Тогда и князь, летя да зорко поглядывая, приготовился к скорому бою, выставил копье и поднял руку с топором. Канул он в аварово войско и понесся сквозь, пробивая живую силу своим тройным шишаком. Дюжина аварских щитов подавилось княжьим копьем, но отяжелело оно от такой снизки и упало на землю. Авары стали махать своими аспидными мечами и изо всех сил рубить князя, шинковать его на лету. Удалось врагам рассечь его на мелкие кусочки. Отрубили они князю и руку с топором, но не удалось им сбить с неудержимого лета княжью шуюю. Так сильно выстрелил князем турий лук, что вооруженная рука, отскочив от тела и завертевшись на лету, снесла дюжину аварских голов, а тринадесятой достала безротую голову кагана. Каган не вскрикнул да и не успел бы, даже если бы мог. Удар топором пришелся ему прямо в лоб. С треском развалился каганов череп, и вместо крови вырвался из него вверх столб красного пара.

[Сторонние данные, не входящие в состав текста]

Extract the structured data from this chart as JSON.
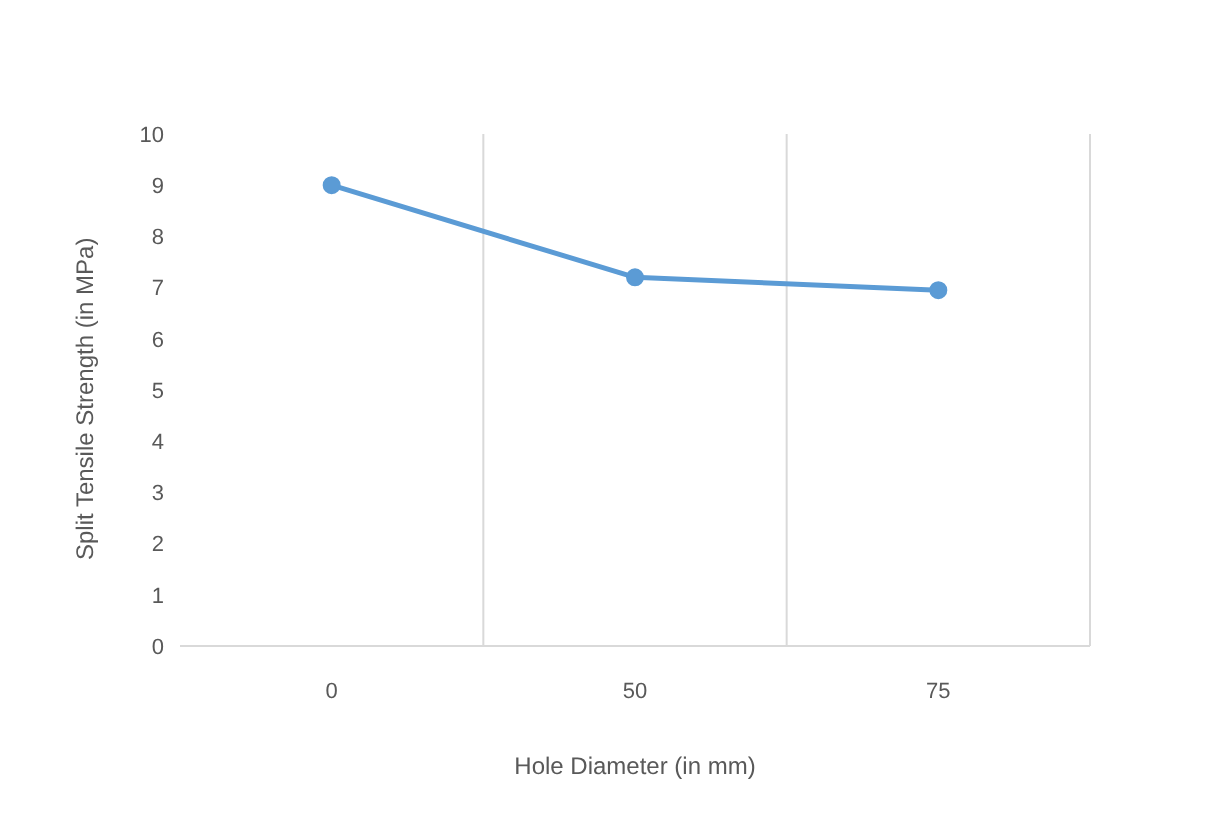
{
  "chart_data": {
    "type": "line",
    "xlabel": "Hole Diameter (in mm)",
    "ylabel": "Split Tensile Strength (in MPa)",
    "categories": [
      "0",
      "50",
      "75"
    ],
    "series": [
      {
        "color": "#5b9bd5",
        "values": [
          9,
          7.2,
          6.95
        ]
      }
    ],
    "ylim": [
      0,
      10
    ],
    "yticks": [
      0,
      1,
      2,
      3,
      4,
      5,
      6,
      7,
      8,
      9,
      10
    ],
    "grid": "x",
    "marker": "circle",
    "line_style": "solid",
    "legend": false
  }
}
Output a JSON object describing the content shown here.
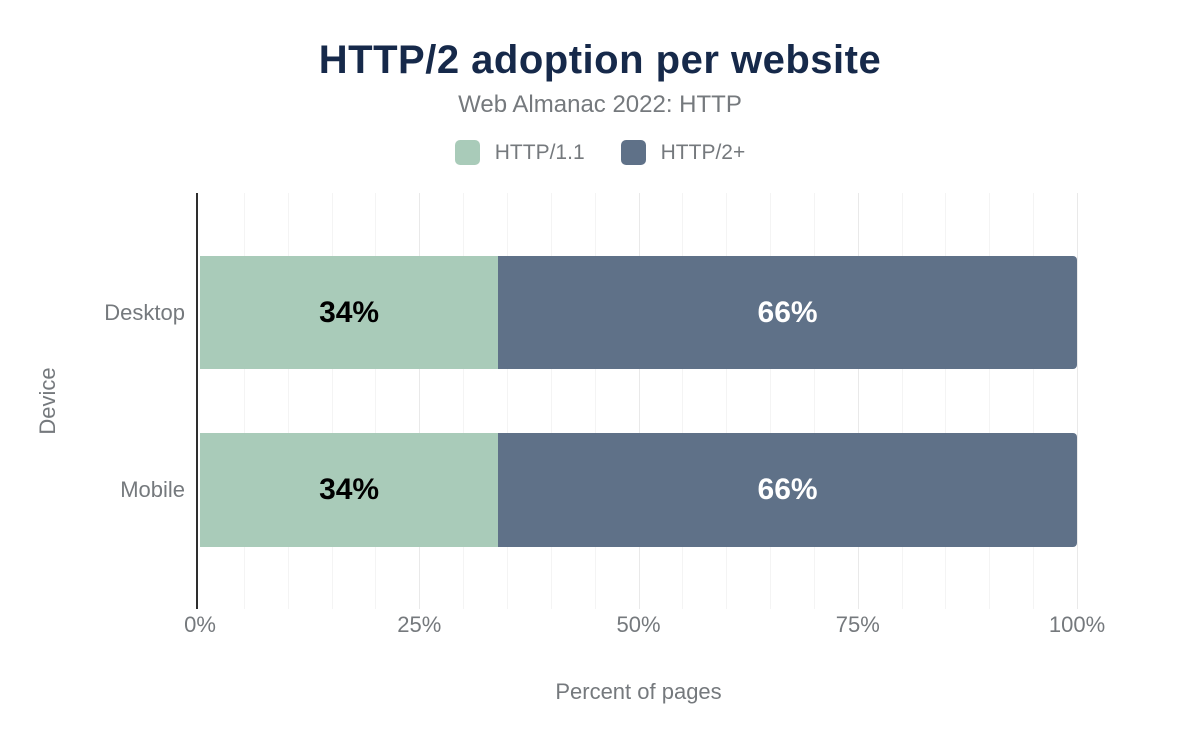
{
  "chart_data": {
    "type": "bar",
    "orientation": "horizontal",
    "stacked": true,
    "title": "HTTP/2 adoption per website",
    "subtitle": "Web Almanac 2022: HTTP",
    "categories": [
      "Desktop",
      "Mobile"
    ],
    "series": [
      {
        "name": "HTTP/1.1",
        "values": [
          34,
          34
        ],
        "color": "#a9cbb9",
        "label_color": "#000000"
      },
      {
        "name": "HTTP/2+",
        "values": [
          66,
          66
        ],
        "color": "#5f7188",
        "label_color": "#ffffff"
      }
    ],
    "data_label_suffix": "%",
    "xlabel": "Percent of pages",
    "ylabel": "Device",
    "xlim": [
      0,
      100
    ],
    "x_ticks": [
      {
        "value": 0,
        "label": "0%"
      },
      {
        "value": 25,
        "label": "25%"
      },
      {
        "value": 50,
        "label": "50%"
      },
      {
        "value": 75,
        "label": "75%"
      },
      {
        "value": 100,
        "label": "100%"
      }
    ],
    "grid": {
      "on": true,
      "minor_step": 5,
      "major_step": 25
    },
    "legend_position": "top",
    "colors": {
      "title": "#16294a",
      "text_muted": "#75797d",
      "axis_line": "#2e2e2e",
      "grid_minor": "#f4f4f4",
      "grid_major": "#e9e9e9",
      "background": "#ffffff"
    }
  }
}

В мгновение ока сдулся весь каган, как проколотый бычий пузырь. А паровой столб закружился вихрем, подхватил всех авар и поднялся тучей. Не успели опомниться северцы, как им на головы посыпались с помутневшего неба всякие потроха и панциры, клешни и усики, ракушки и чешуя, и всякие диковинные хвосты и конечности морских уродцев, которых славяне никогда не видели. Зато всю эту водяную нечисть видели в прошлые века на своих золотых блюдах и тарелках, не имевших дна, как море, желтолицые императоры, что правили на самом краю земного востока. И не только видели, но и все давным-давно съели, оставив шелуху и очистки пропадать в глубине бездонных тарелок. Вот чем оказались на самом деле страшные обры-авары. А их кони -- те и вовсе не понятно из чего взялись и куда подевались. Когда пришли северцы на место, где остановилась перед сечей орда, то вместо коней нашли на следах от копыт и кучах лошадиного помета россыпи свитков, исписанных мудреными значками и буквицами. Разным картинкам подивились воины. Там были голые люди; у одних от пупов или ото лбов расходились круги, точно от брошенного в воду камня, а другие были все разделены межами на ровные части, как поле.

Подивившись чудесам и порадовавшись нежданной победе, стали северцы горевать о своем князе, собирая по полю его вовсе не ровные части. Нелегко было все собрать. Кое-что успели утянуть степные мыши и суслики. Уже на лету подшибли палкой ворона, успевшего выклевать княжий глаз. Так и пришлось под курганом хоронить вместе с князем черного мародера, не копаться же в птичьем брюхе. Все собрали, только не смогли сыскать руки с топором. Пропала без вести. Подумали северцы, что полетела с вихрем добивать оставшихся обров, коли где такие еще не совсем рассыпались, а сами стали думать, где ставить князю Туру ворота в небесное царство. Огляделись по сторонам и увидели вдали курган. Тогда, как клялись потом воины-северцы, вернувшись домой, вышел из кургана седобородый дед в кожаных штанах, подвязанных его же, деда, сухими жилами, и назвался древним скифом-Замолксисом. Он сказал северцам, что приходится князю Туру прапращуром и что ему, скифу-Замолсксису, уже скучно ворочаться одному в своем царском кургане среди опостылевших жен и слуг и он теперь с радостью примет в гости своего кровного родственника и сам напоит его подземной мертвой водой, чтобы все его порубленные части сошлись на своих местах. Для пира же в стране мервых, князю, чтобы поднимать кубок, и одной руки хватит.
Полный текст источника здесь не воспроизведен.